This section is from the book "Handbook Of Hardy Trees, Shrubs, And Herbaceous Plants", by W. Botting Hemsley. Also available from Amazon: Handbook of hardy trees, shrubs, and herbaceous plants.
This genus differs from the last in its reniform indusium, which is attached by the sinus. The sori are either dorsal or terminal on the free venules in the British species. As defined by Hooker and Baker, this genus comprises upwards of 200 species. The name is from a kidney, the shape of the indusium.
1. N. Filix-mas, syn. Lastrea Filix-mas. Male Fern. - A very common British Fern with bipinnate tufted fronds from 1 to 3 feet long, springing from a short thick rootstock, sometimes forming a short stem above ground. Stipes short. Pinnules oblong, more or less toothed. Sori large, in one row on each side of the costa. There are several varieties, differing in the size and division of the frond and the quantity of chaffy scales on the stipes and rachis. N. Borreri, N. abbreviation, N. dffine, and N. cristatum, of Swartz, not of Richard, are forms of this species, in addition to which there are several crested and proliferous varieties in cultivation. A widely-dispersed species. N. cristatum differs from the foregoing in its flat, not convex indusium, and in the broad base of the pinnules; and N, rigidum in its mucronate rigid pinnules. Both are comparatively rare in Britain.

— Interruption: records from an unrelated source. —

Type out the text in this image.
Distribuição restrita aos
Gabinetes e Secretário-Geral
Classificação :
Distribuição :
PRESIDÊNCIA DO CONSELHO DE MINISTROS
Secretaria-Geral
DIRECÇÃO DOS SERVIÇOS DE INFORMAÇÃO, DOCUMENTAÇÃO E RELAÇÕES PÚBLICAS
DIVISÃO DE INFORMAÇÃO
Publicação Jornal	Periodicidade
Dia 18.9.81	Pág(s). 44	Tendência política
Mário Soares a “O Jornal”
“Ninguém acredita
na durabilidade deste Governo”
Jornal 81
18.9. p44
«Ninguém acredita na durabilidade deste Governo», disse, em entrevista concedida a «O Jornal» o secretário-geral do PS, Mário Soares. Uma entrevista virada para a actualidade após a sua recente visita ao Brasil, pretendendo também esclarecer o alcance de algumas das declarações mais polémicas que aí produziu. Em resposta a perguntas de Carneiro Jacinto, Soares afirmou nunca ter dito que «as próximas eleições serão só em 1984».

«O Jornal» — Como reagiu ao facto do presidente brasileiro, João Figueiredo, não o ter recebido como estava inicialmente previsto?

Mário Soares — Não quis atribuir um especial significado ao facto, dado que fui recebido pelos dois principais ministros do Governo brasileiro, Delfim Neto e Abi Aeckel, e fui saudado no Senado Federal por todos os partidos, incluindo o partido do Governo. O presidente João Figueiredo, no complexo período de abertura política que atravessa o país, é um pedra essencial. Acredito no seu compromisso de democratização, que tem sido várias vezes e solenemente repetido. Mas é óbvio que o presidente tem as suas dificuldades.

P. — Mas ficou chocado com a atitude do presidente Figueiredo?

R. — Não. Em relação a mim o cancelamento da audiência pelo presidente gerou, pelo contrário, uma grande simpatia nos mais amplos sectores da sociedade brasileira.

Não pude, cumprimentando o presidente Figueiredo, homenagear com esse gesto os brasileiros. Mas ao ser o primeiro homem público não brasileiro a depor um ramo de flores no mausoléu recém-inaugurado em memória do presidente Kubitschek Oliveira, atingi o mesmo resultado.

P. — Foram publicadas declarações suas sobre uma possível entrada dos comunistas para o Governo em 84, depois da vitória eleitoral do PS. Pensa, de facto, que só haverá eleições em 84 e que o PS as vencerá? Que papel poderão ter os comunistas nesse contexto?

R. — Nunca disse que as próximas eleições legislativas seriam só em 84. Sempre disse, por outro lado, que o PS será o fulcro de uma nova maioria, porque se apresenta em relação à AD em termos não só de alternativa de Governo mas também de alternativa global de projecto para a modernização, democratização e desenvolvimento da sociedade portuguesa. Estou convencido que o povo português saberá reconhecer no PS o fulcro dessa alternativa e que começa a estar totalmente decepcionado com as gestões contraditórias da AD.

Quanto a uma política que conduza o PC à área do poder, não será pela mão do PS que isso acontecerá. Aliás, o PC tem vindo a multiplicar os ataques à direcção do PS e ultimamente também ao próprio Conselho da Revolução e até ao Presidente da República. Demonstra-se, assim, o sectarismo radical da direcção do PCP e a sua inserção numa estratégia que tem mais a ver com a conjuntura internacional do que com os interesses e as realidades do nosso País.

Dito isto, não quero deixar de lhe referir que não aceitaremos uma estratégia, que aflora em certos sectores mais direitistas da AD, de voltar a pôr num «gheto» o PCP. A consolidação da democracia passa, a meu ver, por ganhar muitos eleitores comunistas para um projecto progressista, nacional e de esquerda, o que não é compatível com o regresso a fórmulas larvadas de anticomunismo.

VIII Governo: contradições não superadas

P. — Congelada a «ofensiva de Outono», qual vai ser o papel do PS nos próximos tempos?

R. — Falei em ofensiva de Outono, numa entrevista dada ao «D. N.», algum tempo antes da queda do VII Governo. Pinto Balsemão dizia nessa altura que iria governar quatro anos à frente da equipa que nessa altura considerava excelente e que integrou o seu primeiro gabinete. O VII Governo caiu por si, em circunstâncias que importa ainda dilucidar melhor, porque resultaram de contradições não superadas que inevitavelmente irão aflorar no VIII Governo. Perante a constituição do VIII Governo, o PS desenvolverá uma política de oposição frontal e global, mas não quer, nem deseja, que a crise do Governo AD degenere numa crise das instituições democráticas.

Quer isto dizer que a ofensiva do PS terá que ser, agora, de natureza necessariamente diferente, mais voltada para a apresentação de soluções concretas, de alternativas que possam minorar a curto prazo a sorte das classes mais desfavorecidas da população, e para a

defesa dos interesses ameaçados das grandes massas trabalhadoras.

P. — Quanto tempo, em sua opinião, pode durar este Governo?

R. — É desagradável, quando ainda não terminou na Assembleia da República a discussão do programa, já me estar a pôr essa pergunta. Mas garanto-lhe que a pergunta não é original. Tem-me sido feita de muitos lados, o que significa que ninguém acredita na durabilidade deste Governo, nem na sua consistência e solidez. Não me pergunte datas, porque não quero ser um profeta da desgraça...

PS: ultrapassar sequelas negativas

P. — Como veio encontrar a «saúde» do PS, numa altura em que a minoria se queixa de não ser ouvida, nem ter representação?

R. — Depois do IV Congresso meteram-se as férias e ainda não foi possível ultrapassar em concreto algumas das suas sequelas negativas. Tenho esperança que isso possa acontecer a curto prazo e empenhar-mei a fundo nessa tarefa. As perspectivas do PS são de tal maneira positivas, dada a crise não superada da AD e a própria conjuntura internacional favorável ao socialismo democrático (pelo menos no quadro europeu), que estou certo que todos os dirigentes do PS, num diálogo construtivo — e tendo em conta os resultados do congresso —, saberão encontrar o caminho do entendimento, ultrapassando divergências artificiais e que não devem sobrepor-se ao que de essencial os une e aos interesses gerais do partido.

2. N. spinulosum, including N. dilatatum, etc. - This is another common species, usually affecting moist shady situations. It is a very variable plant in its extreme forms. The fronds are rather flaccid, dark green, bi- or tri-pinnate, on long-slender stipes, and usually somewhat deltoid in outline. Pinnules lobed to the rachis, furnished with awned teeth. A native of Europe, Asia, North America, and North and South Africa.
N. cemulum has a more triangular and divided concave frond, smelling strongly of hay.
3. A. Thelypteris. Marsh Fern. - This is a delicate species with creeping rootstocks, lanceolate pinnate fronds about a foot or 18 inches, or even more high; pinnae deeply pinnatifid; pinnules entire. Stipes equalling or exceeding the leafy part of the frond, very slender and nearly or quite naked. It grows in marshy and boggy places, and the fronds are only of short duration. Widely distributed.
4. N. Oreopteris, syn. N. montanum. Sweet Mountain Fern. - A handsome mountain species with tufted lanceolate pinnate fronds, pinnae pinnatifid, glandular beneath, the lower more distant and gradually smaller; pinnules entire. Stipes short, scaly. A native of Europe and Western Asia.
There are several handsome Japanese species of this genus belonging to the section Lastrea, as N. atratum, N, opacwm, and N. erythrosorum.